Joslin described his mother's case in The Treatment of Diabetes Mellitus (1916):
A woman showed the first symptoms of diabetes in the spring of 1899 at 60 years of age and 5% of sugar was found in June. She had gradually lost, during the preceding fifteen years, twenty pounds and weighed 165 pounds when the diagnosis was made. Under rigid diet, the urine promptly became sugar-free, the tolerance rose to 130 grams and safe for very brief intervals and remained so for nine years until 1908. In 1909, a carbuncle appeared. With prompt surgical care, vaccines, the restriction of carbohydrates and the temporary utilization of an oatmeal diet, the sugar disappeared and the carbuncle healed promptly, but the urine did not remain permanently sugar-free, although only about 30 grams of sugar was excreted. Residence in the hospital for a few days in September of 1912, in order to have a few teeth removed, lowered the sugar to 0.8%.

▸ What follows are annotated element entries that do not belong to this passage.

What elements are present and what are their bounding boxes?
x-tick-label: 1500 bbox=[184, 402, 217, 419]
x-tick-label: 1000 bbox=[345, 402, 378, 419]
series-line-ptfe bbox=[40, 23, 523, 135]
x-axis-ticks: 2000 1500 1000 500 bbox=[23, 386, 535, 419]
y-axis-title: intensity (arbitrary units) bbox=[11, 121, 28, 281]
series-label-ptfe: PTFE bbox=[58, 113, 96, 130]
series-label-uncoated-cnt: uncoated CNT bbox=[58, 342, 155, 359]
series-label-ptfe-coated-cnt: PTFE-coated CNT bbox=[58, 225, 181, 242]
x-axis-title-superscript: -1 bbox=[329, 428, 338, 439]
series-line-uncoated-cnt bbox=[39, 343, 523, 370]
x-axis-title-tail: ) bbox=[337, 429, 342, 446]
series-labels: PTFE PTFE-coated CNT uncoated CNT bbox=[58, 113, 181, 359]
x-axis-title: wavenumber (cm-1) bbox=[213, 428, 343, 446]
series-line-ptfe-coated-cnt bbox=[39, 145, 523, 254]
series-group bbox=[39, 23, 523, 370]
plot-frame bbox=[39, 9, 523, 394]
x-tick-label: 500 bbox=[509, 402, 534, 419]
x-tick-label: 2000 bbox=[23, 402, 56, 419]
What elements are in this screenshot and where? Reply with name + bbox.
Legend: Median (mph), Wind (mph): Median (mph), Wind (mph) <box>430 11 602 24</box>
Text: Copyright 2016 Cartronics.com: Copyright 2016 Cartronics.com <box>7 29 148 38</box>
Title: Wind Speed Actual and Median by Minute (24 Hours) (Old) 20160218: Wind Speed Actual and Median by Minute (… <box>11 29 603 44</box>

Except for brief periods of illness due to the carbuncle and pneumonia, the patient remained well during all these years and was unusually strong and vigorous for a woman of 73 until she finally succumbed to a lingering illness subsequent to a hemiplegia, and death finally occurred due to a terminal pneumonia in 1913.
Quoted in Elliott P. Joslin, MD: A Centennial Portrait, by Donald M. Barnett (Joslin Diabetes Center, 1998).